In response, respondent described some of his minimal efforts to provide support and establish contact that did not violate the protective order. However, most of those efforts occurred several years earlier and he did not detail such efforts occurring within six months of the filing of the petition. Moreover, “[i]n a case such as this one where the biological parent’s inability to visit with the children results from his own deliberate acts, the underlying circumstances need not preclude a finding of a lack of contact with the children evincing an intent to abandon them” (Matter of Joshua II., 296 AD2d 646, 648 [2002], lv denied 98 NY2d 613 [2002]; see Matter of Julia P., 306 AD2d 937, 938 [2003]).
*997We have considered and find unavailing respondent’s contention that it was an abuse of discretion for Surrogate’s Court not to appoint counsel for the children prior to deciding petitioner’s motion (see Matter of Joshua FE, 11 AD3d at 740).
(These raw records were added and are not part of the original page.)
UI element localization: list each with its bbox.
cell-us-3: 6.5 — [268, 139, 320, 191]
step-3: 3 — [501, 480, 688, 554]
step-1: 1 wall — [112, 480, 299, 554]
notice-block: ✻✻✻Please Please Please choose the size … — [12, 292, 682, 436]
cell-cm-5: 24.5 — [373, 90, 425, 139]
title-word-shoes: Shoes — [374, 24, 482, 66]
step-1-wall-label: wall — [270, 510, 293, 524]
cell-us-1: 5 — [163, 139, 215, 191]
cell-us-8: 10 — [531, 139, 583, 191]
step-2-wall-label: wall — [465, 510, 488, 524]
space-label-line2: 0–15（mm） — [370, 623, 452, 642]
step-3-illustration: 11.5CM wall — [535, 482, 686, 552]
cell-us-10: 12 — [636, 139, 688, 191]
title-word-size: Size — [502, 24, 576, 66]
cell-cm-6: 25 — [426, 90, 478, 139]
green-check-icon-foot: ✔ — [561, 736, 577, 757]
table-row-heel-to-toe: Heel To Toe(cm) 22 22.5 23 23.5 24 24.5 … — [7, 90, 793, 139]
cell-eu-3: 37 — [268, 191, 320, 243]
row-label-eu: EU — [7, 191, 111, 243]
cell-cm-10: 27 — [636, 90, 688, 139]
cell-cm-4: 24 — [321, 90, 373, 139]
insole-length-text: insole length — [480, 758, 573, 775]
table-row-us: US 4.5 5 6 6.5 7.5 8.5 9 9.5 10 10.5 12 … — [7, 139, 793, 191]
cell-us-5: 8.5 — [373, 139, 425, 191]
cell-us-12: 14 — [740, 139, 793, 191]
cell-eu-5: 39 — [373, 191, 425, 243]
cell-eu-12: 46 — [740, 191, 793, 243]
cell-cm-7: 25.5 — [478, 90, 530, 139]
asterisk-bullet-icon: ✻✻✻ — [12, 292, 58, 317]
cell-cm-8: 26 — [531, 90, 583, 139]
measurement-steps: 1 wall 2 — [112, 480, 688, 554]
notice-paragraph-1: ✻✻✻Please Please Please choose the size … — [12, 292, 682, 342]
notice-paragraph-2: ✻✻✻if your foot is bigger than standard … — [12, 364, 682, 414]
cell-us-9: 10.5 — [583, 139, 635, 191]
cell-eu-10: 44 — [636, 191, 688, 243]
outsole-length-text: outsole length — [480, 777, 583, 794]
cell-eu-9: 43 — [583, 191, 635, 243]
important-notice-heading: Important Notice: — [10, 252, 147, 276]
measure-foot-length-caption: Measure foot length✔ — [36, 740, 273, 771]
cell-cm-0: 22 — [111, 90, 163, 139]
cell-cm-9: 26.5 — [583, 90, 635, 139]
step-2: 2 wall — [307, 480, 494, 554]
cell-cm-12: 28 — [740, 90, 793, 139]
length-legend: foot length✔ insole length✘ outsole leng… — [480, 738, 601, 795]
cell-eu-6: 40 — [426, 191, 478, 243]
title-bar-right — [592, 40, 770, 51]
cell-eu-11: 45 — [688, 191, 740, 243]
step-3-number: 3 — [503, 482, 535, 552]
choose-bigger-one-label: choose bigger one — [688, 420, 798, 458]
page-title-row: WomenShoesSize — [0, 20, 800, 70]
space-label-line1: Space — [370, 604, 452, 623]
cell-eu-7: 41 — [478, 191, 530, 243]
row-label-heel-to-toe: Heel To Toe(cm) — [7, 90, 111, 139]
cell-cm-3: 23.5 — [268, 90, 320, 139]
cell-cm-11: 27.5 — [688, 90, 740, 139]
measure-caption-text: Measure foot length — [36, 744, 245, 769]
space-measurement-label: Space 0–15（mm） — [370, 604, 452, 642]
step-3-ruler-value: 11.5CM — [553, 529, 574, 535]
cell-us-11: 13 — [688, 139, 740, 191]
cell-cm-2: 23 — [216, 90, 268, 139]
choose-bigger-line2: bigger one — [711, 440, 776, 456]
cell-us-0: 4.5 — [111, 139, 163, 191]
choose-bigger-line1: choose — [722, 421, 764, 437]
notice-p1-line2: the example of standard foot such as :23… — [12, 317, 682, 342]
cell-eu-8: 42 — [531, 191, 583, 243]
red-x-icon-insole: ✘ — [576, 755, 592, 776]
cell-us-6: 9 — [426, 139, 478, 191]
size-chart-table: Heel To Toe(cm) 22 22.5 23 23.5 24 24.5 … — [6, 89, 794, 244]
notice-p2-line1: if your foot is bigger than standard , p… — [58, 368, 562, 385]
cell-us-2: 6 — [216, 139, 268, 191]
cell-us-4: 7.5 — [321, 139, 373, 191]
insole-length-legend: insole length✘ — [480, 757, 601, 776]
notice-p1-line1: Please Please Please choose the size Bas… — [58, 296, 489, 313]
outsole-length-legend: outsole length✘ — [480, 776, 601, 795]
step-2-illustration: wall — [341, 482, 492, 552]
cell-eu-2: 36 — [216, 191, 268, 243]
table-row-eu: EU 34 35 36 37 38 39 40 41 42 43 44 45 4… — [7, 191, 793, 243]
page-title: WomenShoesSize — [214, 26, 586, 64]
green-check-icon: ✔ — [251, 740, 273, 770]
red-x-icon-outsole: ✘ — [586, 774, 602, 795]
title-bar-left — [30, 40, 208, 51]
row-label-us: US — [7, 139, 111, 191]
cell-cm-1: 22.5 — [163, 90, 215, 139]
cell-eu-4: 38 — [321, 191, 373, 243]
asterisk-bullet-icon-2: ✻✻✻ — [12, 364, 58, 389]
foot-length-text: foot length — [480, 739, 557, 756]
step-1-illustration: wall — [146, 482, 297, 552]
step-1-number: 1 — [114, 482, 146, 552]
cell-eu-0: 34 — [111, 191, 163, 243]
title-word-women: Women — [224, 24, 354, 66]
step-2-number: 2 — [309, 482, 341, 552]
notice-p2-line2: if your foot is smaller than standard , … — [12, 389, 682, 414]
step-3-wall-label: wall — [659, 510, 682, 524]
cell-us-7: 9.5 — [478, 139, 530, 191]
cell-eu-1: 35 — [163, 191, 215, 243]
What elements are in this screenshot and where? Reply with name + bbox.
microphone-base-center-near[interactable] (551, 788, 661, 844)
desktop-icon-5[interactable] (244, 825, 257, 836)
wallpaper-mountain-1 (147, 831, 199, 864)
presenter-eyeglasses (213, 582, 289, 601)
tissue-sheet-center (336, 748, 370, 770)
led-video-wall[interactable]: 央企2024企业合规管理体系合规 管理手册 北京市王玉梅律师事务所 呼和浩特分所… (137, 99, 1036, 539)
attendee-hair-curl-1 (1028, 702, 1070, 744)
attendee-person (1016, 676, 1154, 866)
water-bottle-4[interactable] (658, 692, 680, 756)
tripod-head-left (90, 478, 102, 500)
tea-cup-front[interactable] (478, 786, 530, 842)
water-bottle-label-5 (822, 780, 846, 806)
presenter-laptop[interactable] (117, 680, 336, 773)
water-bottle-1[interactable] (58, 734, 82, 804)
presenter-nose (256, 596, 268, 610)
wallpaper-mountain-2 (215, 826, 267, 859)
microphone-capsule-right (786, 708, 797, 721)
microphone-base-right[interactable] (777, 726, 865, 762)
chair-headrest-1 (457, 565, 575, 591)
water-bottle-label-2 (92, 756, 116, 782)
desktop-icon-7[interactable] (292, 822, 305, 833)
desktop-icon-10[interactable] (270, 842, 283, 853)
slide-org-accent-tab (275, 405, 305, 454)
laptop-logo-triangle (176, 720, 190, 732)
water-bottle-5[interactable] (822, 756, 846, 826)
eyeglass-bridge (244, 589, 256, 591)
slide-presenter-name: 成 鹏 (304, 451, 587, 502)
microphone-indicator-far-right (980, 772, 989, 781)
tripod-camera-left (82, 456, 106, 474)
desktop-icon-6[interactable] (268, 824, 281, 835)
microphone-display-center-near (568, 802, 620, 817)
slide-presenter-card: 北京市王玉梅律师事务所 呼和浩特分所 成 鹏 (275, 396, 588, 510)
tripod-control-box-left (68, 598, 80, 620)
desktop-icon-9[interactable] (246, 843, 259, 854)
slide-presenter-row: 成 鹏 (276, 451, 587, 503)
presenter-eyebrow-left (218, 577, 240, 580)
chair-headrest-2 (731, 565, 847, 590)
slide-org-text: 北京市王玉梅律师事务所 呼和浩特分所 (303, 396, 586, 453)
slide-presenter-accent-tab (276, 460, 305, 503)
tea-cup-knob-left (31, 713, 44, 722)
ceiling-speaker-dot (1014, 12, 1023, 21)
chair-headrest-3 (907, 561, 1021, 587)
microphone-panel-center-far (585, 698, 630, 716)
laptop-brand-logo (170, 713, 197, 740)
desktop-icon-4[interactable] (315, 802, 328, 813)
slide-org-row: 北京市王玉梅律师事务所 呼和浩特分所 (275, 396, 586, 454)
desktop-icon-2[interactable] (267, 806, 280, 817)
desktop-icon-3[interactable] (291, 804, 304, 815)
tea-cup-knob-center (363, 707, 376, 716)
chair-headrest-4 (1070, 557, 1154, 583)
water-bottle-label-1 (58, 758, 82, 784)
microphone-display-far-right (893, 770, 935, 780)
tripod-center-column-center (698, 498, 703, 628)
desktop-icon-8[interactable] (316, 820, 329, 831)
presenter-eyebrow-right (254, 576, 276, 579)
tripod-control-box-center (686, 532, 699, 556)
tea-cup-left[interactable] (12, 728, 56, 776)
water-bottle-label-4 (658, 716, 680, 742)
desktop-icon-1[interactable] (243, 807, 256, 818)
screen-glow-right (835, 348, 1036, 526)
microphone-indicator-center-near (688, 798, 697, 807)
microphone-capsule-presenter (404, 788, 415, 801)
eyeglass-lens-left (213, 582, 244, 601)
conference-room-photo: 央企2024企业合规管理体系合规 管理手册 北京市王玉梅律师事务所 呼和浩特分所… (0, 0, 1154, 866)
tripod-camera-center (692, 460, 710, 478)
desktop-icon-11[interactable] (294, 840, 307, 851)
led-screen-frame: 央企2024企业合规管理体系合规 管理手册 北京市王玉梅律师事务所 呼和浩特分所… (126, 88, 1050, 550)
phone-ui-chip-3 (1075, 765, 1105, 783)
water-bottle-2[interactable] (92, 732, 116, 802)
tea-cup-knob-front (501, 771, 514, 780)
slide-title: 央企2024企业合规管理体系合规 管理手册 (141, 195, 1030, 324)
Mercure, J.P., Peters, Rose and Kane, JJ., concur. Ordered that the order is affirmed, without costs.
The October 4, 2007 notice of appeal recited only the September 4, 2007 decision and not the September 7, 2007 order. To the extent this was error (cf. CPLR 5501 [c]), we agree with the urging of both parties that we treat the notice of appeal as valid and reach the merits in the interest of justice (see Matter of Rebecca KK., 31 AD3d 830, 831 n [2006]).